On October 12, 2010, presumably at the behest of the Canadian govenment, Novartis, the maker of the osteoporosis-infusion drug zoledronic acid (known as Reclast in the U.S. and Aclasta in Canada) sent Canadian health professionals and patients letters warning them of the possibility of kidney toxicity with use of the drug.
Since Novartis did not send similar letters to U.S. health professionals and patients, we are providing our readers with the information sent to Canadian doctors and consumers. We also urged the FDA to require Novartis to issue these warnings to U.S. doctors and patients.
As of April 2010, Novartis had received 265 reports of kidney damage after consumers used Reclast. The true number of patients whose kidneys have been harmed is likely far greater, as only a small percentage of adverse events are ever reported.

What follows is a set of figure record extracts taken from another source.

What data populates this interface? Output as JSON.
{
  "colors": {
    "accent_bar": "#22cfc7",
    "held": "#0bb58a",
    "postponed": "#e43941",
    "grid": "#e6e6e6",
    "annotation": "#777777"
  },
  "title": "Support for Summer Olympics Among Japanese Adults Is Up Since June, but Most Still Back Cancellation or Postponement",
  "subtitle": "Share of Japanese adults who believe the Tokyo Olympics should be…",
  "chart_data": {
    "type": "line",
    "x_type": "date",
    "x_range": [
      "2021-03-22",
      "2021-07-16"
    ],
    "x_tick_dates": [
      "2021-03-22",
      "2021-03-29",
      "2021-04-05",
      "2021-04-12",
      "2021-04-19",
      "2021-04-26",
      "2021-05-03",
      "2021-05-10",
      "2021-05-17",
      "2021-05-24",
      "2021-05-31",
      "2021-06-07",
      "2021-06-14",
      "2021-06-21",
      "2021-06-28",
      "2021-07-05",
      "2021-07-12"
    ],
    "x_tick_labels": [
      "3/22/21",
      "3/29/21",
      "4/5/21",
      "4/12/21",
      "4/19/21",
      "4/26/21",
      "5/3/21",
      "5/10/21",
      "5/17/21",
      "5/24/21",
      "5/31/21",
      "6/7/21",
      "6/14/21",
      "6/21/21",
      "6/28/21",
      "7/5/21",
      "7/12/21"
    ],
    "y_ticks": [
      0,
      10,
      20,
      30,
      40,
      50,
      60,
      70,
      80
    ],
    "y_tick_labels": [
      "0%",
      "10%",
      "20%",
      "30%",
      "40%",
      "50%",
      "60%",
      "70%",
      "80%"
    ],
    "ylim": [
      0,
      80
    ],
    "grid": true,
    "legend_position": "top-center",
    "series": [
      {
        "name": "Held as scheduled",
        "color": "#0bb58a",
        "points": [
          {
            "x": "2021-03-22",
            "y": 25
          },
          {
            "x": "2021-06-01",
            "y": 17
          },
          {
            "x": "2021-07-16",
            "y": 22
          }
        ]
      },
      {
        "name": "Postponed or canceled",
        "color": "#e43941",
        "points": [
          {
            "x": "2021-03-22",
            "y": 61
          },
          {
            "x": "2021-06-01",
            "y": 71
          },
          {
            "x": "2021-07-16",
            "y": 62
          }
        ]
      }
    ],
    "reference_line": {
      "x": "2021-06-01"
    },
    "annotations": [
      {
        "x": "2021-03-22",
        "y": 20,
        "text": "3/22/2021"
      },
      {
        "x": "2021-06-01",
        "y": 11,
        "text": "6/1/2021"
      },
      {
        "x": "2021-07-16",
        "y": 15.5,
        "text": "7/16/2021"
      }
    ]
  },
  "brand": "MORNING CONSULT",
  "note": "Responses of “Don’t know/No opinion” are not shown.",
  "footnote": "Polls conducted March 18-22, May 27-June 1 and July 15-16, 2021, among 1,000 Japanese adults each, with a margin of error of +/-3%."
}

Renal failure requiring dialysis or with a fatal outcome has occured. The elderly, those taking drugs that had the potential to damage kidneys, and those on diuretics or who experienced dehydration after Reclast administration were found to be most at risk.
What You Should Do
Novartis provided the following guidance for consumers:
- “Before you take [Reclast], talk to your doctor or pharmacist if you have, or used to have, a kidney problem.”
- “Tell your doctor or pharmacist if you are taking or have recently taken any other medicines, including any you have bought without a prescription. It is especially important for your doctor to know if you are taking any medicines known to be potentially harmful to the kidneys (such as nonsteroidal anti-inflammatory drugs (NSAIDs)).”
- “Make sure that you drink a sufficient amount of water (at least two glasses or 500 mL) before and after your treatment with [Reclast].”
- “[Reclast's] infusion should take a minimum of 15 minutes.”
If you are currently being treated with Reclast, you should consider discussing alternative treatments with your physician. Possible alternatives include lifestyle changes and the medications alendronate (FOSAMAX) and risedronate (ACTONEL).
Do not discontinue use of any medication without consulting your physician first.